Dimension reduction / PCA: After reducing the data to, say, 4 dimensions, what do the axes represent?
The axes are rotated to represent the highest directions of variance in the data.
PCA: main syntax for creating it, fitting, and transforming? (3 lines)
- What are the arguments for the model?
from sklearn.decomposition import PCA
my_pca = PCA(n_components)
my_pca.fit(X) # methods/params become available after this step
X_trans = my_pca.transform(X)
How to run a PCA transform with however many dimensions capture at least 90% of the original features’ variance?
PCA(n_components=.9)
After running my_pca.fit(X), what attributes become available?
.components_ # principal axes’ vectors
.explained_variance_ratio # each axis’ relative contribution to explaining the original variance
What is not a good reason to use dimensionality reduction / PCA?
When you have features that are redundant or collinear (correlated with each other). Including all of them in a model as is might result in overfitting, but simply doing PCA on them first won’t help this issue.
Is PCA a predictor?
No, it is a transformer.
What happens if you run PCA without specifying n_components?
It keeps n_components equal to X’s N features, but still rotates the data to set the N axes along the data’s max variability. So X doesn’t get reduced, but it still gets transformed.
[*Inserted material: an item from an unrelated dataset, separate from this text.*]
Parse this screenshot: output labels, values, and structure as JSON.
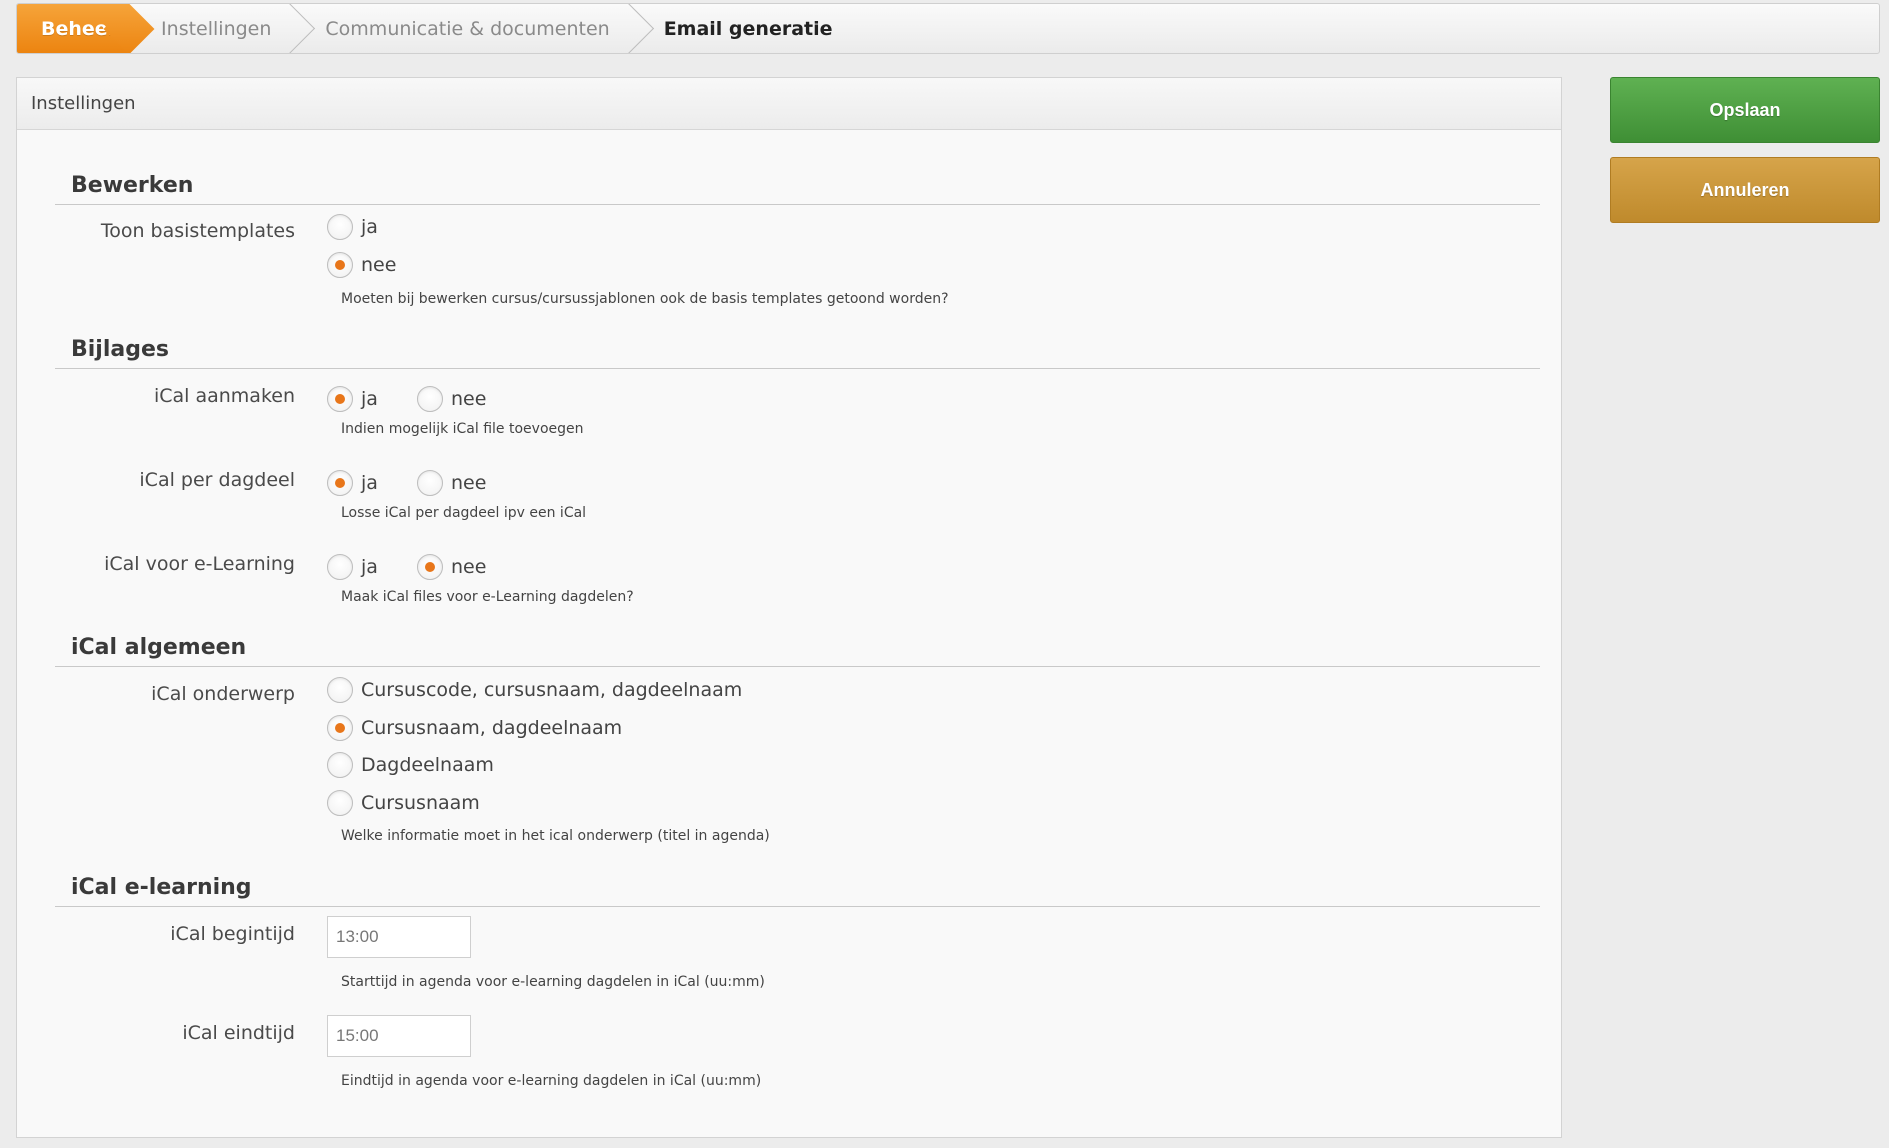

You did PCA then KMeans clustering and found the cluster centers in the reduced/transformed space. How do you get the centroids’ coordinates in the original feature space? In other words, how do you “reverse” PCA?
my_pca.inverse_transform(centroids)
PCA: How do you decide how many dimensions?
Usually you want to capture a min of X% (e.g., 90%) of the variance. However many N components get you that is how many you settle on.